No dalej, chwalić się, ile już pooooszło?;) U mnie narazie 0 :(
jak na razie 3
Ale rekordów bić nie zamierzam. Któregoś roku zjadłem w pracy (w ciągu 8h) 17szt. To był błąd
Orrin=> potem jak człowiek słyszy o rozsadzonej kanalizacji to się dziwi, a tu proszę :D
Ja jednego, od kobiety, może u rodziców zjem jeszcze jednego. Ale to tyle.
ja zapomniałem,że to dzisiaj, biegne do sklepu bo w zeszłym roku to prawie żadnego nie zjadłem a w tym mam smaka:)
Jeszcze ani jednego :) może później ;p
Myślałem, że dziś środa. Ale jeden czeka grzecznie na talerzu na skończenie śniadania. :)
3 :) i na tym koniec, ha!
Wolę jakiś porządny obiad (:
1 - Nie zamierzam tego zmieniać , bo choć pączki lubię , to wolę sobie tej strawy nie obrzydzać. Przekąszę coś mniej tuczącego i nie zwalającego z nóg toną lukru.
<- [12]
Co do tematu - na razie nie zjadłem żadnego, wstałem 10 minut temu :)
Żadnego, narazie nie mam ochoty.

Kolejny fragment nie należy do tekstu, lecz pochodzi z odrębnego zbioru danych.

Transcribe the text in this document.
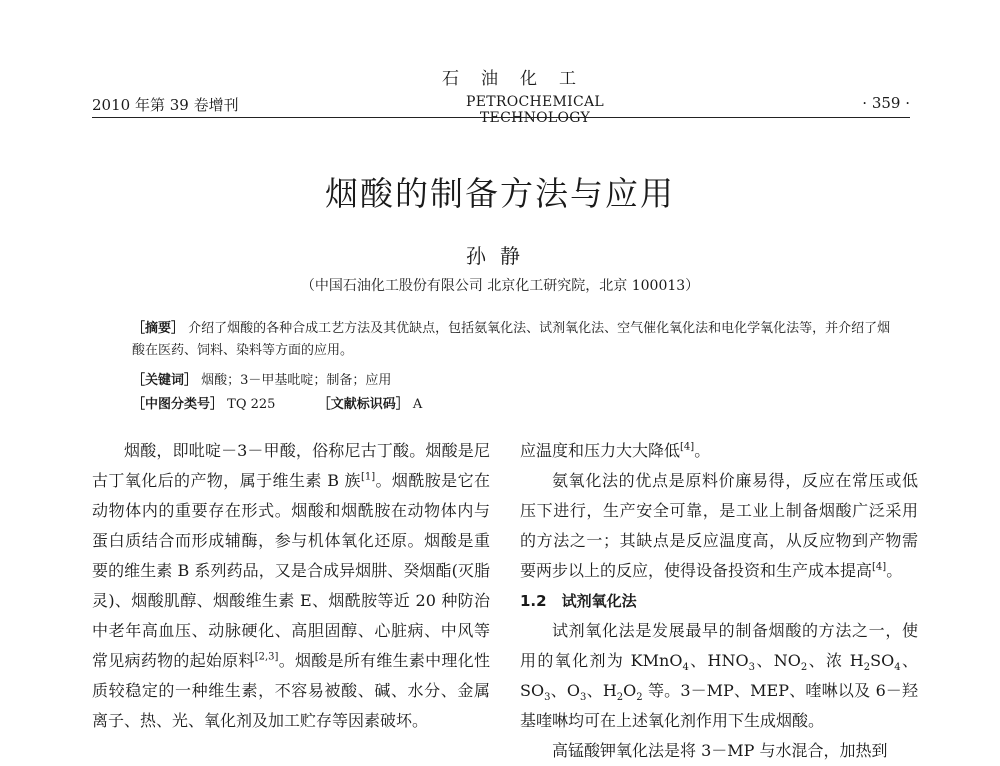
2010 年第 39 卷增刊
石油化工
PETROCHEMICAL TECHNOLOGY
· 359 ·
烟酸的制备方法与应用
孙静
（中国石油化工股份有限公司 北京化工研究院，北京 100013）
［摘要］ 介绍了烟酸的各种合成工艺方法及其优缺点，包括氨氧化法、试剂氧化法、空气催化氧化法和电化学氧化法等，并介绍了烟酸在医药、饲料、染料等方面的应用。
［关键词］ 烟酸；3－甲基吡啶；制备；应用
［中图分类号］ TQ 225	［文献标识码］ A

烟酸，即吡啶－3－甲酸，俗称尼古丁酸。烟酸是尼古丁氧化后的产物，属于维生素 B 族[1]。烟酰胺是它在动物体内的重要存在形式。烟酸和烟酰胺在动物体内与蛋白质结合而形成辅酶，参与机体氧化还原。烟酸是重要的维生素 B 系列药品，又是合成异烟肼、癸烟酯(灭脂灵)、烟酸肌醇、烟酸维生素 E、烟酰胺等近 20 种防治中老年高血压、动脉硬化、高胆固醇、心脏病、中风等常见病药物的起始原料[2,3]。烟酸是所有维生素中理化性质较稳定的一种维生素，不容易被酸、碱、水分、金属离子、热、光、氧化剂及加工贮存等因素破坏。

应温度和压力大大降低[4]。

氨氧化法的优点是原料价廉易得，反应在常压或低压下进行，生产安全可靠，是工业上制备烟酸广泛采用的方法之一；其缺点是反应温度高，从反应物到产物需要两步以上的反应，使得设备投资和生产成本提高[4]。

1.2　试剂氧化法

试剂氧化法是发展最早的制备烟酸的方法之一，使用的氧化剂为 KMnO$_4$、$HNO_3$、$NO_2$、浓 $H_2SO_4$、$SO_3$、$O_3$、$H_2O_2$ 等。3－MP、MEP、喹啉以及 6－羟基喹啉均可在上述氧化剂作用下生成烟酸。

高锰酸钾氧化法是将 3－MP 与水混合，加热到
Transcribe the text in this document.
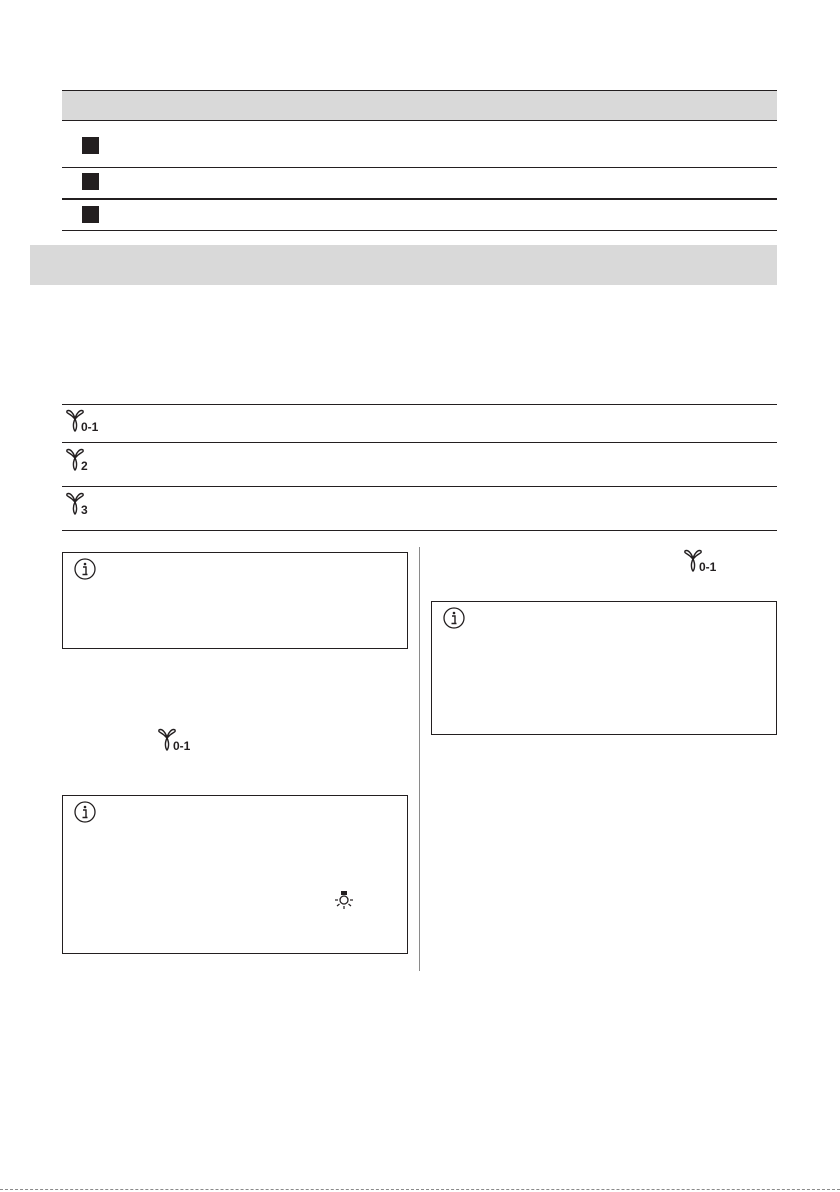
0-1
2
3
0-1
0-1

Może później kupię ze dwa.
Trzy
chyba jaja sobie robisz.
A co tu jest takiego nadzwyczajnego ?
chyba jaja sobie robisz.
A co tu jest takiego nadzwyczajnego ? -> ilość, mociumpanie. 15 pączków to trochę dużo, nie?
|kszaq| => żołądki normalnych ludzie, pomijając pojemność, źle reaguję na pochłonięcie 15-18 krepli w krótkim czasie.
Jak ktoś zasysa 20 ikeowskich hot-dogów na raz to gratuluję, ale od tego w najlepszym wypadku mocno rozboli brzuch i znacząco spadnie samopoczucie :)
ilość, mociumpanie. 15 pączków to trochę dużo, nie?
Eee tam, zakładając że dziku84 jadł od 7 to 5 pączków na h to dużo ?
Eee tam :D powiedział, po czym po skonsumowaniu 15 pączka szybkim krokiem udał się w miejsce, gdzie i król chadza w pojedynkę :D
źle policzyłeś
w kiblu jeszcze nie byłem , tzn. zaraz ide xD,
tymczasem 16zjedzony
Jak ktoś zasysa 20 ikeowskich hot-dogów na raz to gratuluję, ale od tego w najlepszym wypadku mocno rozboli brzuch i znacząco spadnie samopoczucie :)
I samoocena, jeśli hot-dogi będą próbowały się wydostać. :)
Co do tematu, pewnie wchłonę ze 7 sztuk.
a dziś jakaś specjalna okazja?
U mnie są jeszcze ferie.
spoiler start
Nie jadłem i nie zamierzam :)
spoiler stop
1 :) Wciagnalem przed chwila...czekaja jeszcze 3 ale to pozniej...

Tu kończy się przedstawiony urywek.